The debt level of UK-listed companies has soared to a record high, beyond pre-credit crisis levels, according to the first annual debt monitor survey by Link Asset Services UK.
At £390.7bn, the level of debt has increased from a low point in 2010/11 of £231.1bn. Most of the increase (£122.6bn) has come during the past three years alone, and a large proportion from the oil sector as it restructures.
While profitability and dividend cover levels have been squeezed, some £263bn in dividends has been paid out in the past three years.
The demand for shareholder payouts, along with investment, has seen borrowings increase “significantly”, according to the survey.
Gearing peaked in 2015/16 at 83%, but although debt has increased its ratio to equity has lowered. The gearing ratio now stands at 73%, with profitability climbing in the last year.
“It seems we may now have seen peak indebtedness,” said Justin Cooper, chief executive of Link Market Services.

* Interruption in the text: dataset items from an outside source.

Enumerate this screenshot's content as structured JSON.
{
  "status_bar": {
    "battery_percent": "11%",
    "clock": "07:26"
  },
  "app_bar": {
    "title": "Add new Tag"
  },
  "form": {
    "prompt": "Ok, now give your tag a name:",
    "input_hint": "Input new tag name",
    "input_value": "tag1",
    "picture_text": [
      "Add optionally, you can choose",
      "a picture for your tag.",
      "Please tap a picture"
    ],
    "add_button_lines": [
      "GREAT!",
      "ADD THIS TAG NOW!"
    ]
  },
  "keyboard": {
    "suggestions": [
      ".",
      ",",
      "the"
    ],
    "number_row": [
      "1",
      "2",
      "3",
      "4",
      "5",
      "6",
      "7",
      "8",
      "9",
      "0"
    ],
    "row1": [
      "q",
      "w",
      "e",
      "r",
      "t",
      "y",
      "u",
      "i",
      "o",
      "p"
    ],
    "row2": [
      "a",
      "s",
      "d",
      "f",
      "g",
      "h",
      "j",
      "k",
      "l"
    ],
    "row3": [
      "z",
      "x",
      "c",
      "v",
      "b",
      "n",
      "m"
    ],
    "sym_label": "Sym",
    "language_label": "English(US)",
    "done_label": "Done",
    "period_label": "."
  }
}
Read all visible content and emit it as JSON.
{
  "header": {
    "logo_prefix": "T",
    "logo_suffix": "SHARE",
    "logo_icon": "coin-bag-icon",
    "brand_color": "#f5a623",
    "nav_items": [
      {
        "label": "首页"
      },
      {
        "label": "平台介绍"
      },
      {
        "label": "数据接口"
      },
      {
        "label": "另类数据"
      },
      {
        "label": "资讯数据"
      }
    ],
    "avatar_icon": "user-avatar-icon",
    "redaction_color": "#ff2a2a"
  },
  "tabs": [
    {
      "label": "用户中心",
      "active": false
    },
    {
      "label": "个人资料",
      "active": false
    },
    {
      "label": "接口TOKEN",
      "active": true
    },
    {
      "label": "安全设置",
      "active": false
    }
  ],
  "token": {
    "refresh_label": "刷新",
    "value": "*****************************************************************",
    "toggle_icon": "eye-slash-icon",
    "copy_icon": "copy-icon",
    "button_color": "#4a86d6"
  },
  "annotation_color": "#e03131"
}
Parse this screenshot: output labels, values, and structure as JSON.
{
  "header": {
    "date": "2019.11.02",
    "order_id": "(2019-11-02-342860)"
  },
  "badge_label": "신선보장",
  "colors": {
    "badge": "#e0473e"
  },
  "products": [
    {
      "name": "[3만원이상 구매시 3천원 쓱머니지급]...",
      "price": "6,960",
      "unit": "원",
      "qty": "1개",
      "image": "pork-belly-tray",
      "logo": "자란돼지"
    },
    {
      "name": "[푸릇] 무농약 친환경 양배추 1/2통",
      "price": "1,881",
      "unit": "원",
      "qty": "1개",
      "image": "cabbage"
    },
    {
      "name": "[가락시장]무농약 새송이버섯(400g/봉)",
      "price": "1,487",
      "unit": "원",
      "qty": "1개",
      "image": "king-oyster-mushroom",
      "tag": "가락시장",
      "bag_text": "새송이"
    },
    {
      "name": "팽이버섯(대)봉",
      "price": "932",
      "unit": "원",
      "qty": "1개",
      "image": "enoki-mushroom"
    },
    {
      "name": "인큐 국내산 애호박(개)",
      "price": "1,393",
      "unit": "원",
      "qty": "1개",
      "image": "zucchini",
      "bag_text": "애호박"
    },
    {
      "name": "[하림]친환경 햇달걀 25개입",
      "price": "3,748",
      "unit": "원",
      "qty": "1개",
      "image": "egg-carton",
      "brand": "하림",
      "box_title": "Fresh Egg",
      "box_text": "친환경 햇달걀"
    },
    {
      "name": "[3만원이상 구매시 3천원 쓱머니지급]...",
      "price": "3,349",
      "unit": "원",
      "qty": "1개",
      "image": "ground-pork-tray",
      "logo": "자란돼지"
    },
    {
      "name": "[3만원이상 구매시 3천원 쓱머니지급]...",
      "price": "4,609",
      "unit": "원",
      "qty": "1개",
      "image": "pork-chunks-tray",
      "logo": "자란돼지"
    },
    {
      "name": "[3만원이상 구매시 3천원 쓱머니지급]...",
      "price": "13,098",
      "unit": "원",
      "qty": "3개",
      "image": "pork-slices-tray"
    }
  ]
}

“Now, healthy global growth means higher profits. That has both brought gearing levels down, and means that interest costs and dividends are much more comfortably covered by profits. What’s more, companies are less dependent on short-term borrowings than at any time in the last ten years.”
Cooper predicts total borrowing to continue upwards, but gearing to maintain falling back. This will be welcomed by investors, he believes, “to provide [UK plc] more breathing space in the next global downturn”.